Ang Lee delivers a stunningly beautiful film of survival and spirituality, elegantly constructed and full of heart. Life of Pi, triumphantly channels difficult source material into a wonderful and clear vision. Lee manages to forgo what must have been the tempting traps of cutesiness and overwrought sentimentality, replacing them with guts and beauty.
Piscine (Pi) Patel is an oddly named Indian child who embraces all forms of religion, much to the amusement of his parents. The family own a zoo but due to financial pressures decide to sell up and move to Canada, bringing their animals along with them on board a ship. A terrible storm leaves Pi as the only survivor of a shipwreck, minus a small handful of wild animals who manage to stowaway on the life boat. The animals are very much wild and in no way anthropomorphised creating a bizarrely powerful dyanmic as Pi is utterly stranded, attempting to survive against both the elements and the untamed beasts he finds in his company.

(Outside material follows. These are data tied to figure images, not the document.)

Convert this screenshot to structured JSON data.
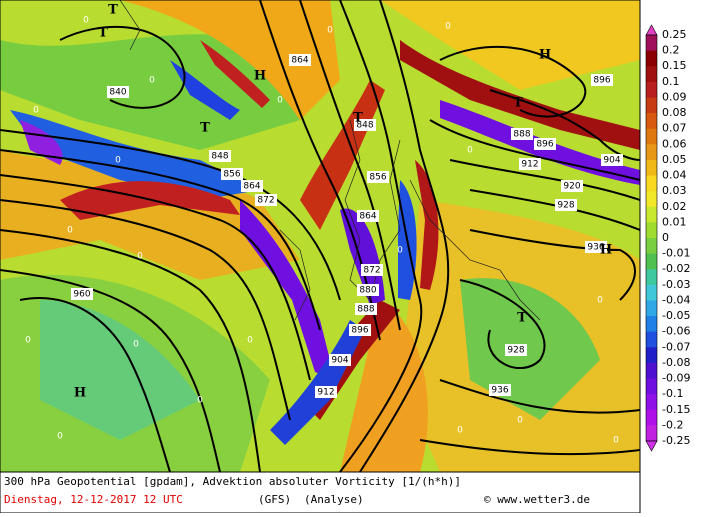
{
  "legend": {
    "labels": [
      "0.25",
      "0.2",
      "0.15",
      "0.1",
      "0.09",
      "0.08",
      "0.07",
      "0.06",
      "0.05",
      "0.04",
      "0.03",
      "0.02",
      "0.01",
      "0",
      "-0.01",
      "-0.02",
      "-0.03",
      "-0.04",
      "-0.05",
      "-0.06",
      "-0.07",
      "-0.08",
      "-0.09",
      "-0.1",
      "-0.15",
      "-0.2",
      "-0.25"
    ]
  },
  "caption": {
    "line1": "300 hPa Geopotential [gpdam], Advektion absoluter Vorticity [1/(h*h)]",
    "date": "Dienstag, 12-12-2017  12 UTC",
    "model": "(GFS)",
    "run": "(Analyse)",
    "source": "© www.wetter3.de"
  },
  "map": {
    "contour_labels": [
      "840",
      "848",
      "856",
      "864",
      "872",
      "864",
      "848",
      "856",
      "864",
      "872",
      "880",
      "888",
      "896",
      "904",
      "912",
      "888",
      "896",
      "904",
      "912",
      "920",
      "928",
      "936",
      "928",
      "936",
      "960",
      "896"
    ],
    "pressure_centers": [
      "T",
      "T",
      "H",
      "T",
      "T",
      "H",
      "T",
      "H",
      "T",
      "H"
    ],
    "zero_labels": [
      "0",
      "0",
      "0",
      "0",
      "0",
      "0",
      "0",
      "0",
      "0",
      "0",
      "0",
      "0",
      "0",
      "0",
      "0",
      "0",
      "0",
      "0",
      "0",
      "0"
    ]
  }
}
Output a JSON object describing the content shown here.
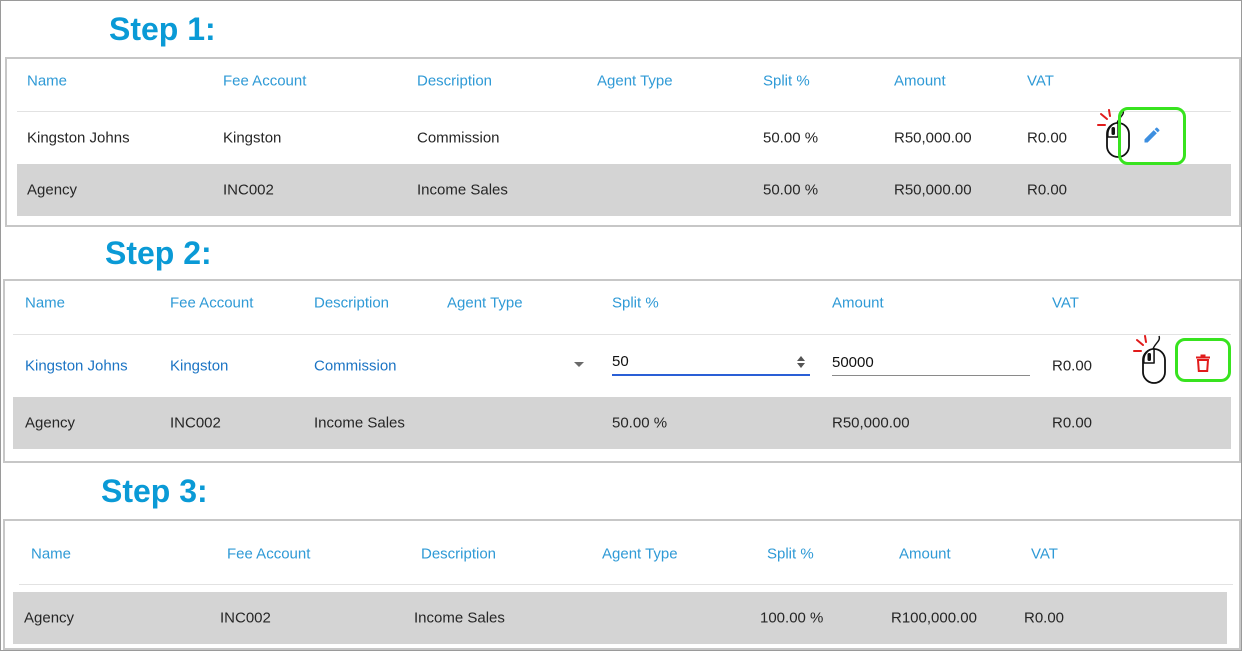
{
  "columns": [
    "Name",
    "Fee Account",
    "Description",
    "Agent Type",
    "Split %",
    "Amount",
    "VAT"
  ],
  "step1": {
    "title": "Step 1:",
    "row1": {
      "name": "Kingston Johns",
      "fee_account": "Kingston",
      "description": "Commission",
      "agent_type": "",
      "split": "50.00 %",
      "amount": "R50,000.00",
      "vat": "R0.00"
    },
    "row2": {
      "name": "Agency",
      "fee_account": "INC002",
      "description": "Income Sales",
      "agent_type": "",
      "split": "50.00 %",
      "amount": "R50,000.00",
      "vat": "R0.00"
    }
  },
  "step2": {
    "title": "Step 2:",
    "row1": {
      "name": "Kingston Johns",
      "fee_account": "Kingston",
      "description": "Commission",
      "agent_type": "",
      "split_input": "50",
      "amount_input": "50000",
      "vat": "R0.00"
    },
    "row2": {
      "name": "Agency",
      "fee_account": "INC002",
      "description": "Income Sales",
      "agent_type": "",
      "split": "50.00 %",
      "amount": "R50,000.00",
      "vat": "R0.00"
    }
  },
  "step3": {
    "title": "Step 3:",
    "row1": {
      "name": "Agency",
      "fee_account": "INC002",
      "description": "Income Sales",
      "agent_type": "",
      "split": "100.00 %",
      "amount": "R100,000.00",
      "vat": "R0.00"
    }
  },
  "colors": {
    "accent": "#0a9ad6",
    "header": "#2f9ad6",
    "highlight": "#38e31f",
    "delete": "#e11b1b",
    "edit": "#3d8fe0",
    "row_gray": "#d4d4d4"
  },
  "icons": [
    "mouse-click-icon",
    "edit-pencil-icon",
    "delete-trash-icon",
    "dropdown-arrow-icon",
    "spinner-arrows-icon"
  ]
}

Pi is mainly played by the remarkable Suraj Sharma, a young man brand new to acting, showing immense charisma and range who amazingly couldn’t even swim before taking the role. The film’s dreamlike qualities are exquisite and mesmerisimg. It’s full of gorgeous cinematography while the protagonist’s struggle with mind, body and soul matches the film’s aesthetic perfectly creating an absorbing cinematic experience. The CGI animals look so real they might as well be the actual things, which only adds more credit to the performance of Sharma who must have been acting against nothing for the film’s majority.
Life of Pi is constructed delicately, managing to resonate without overplaying itself. It’s a dreamy, spiritual and completely human adventure which Lee controls with confidence and vigor.
Review by David Rank
Life of Pi is out on 20th December in the UK. Certificate PG (UK). Running time 127 mins.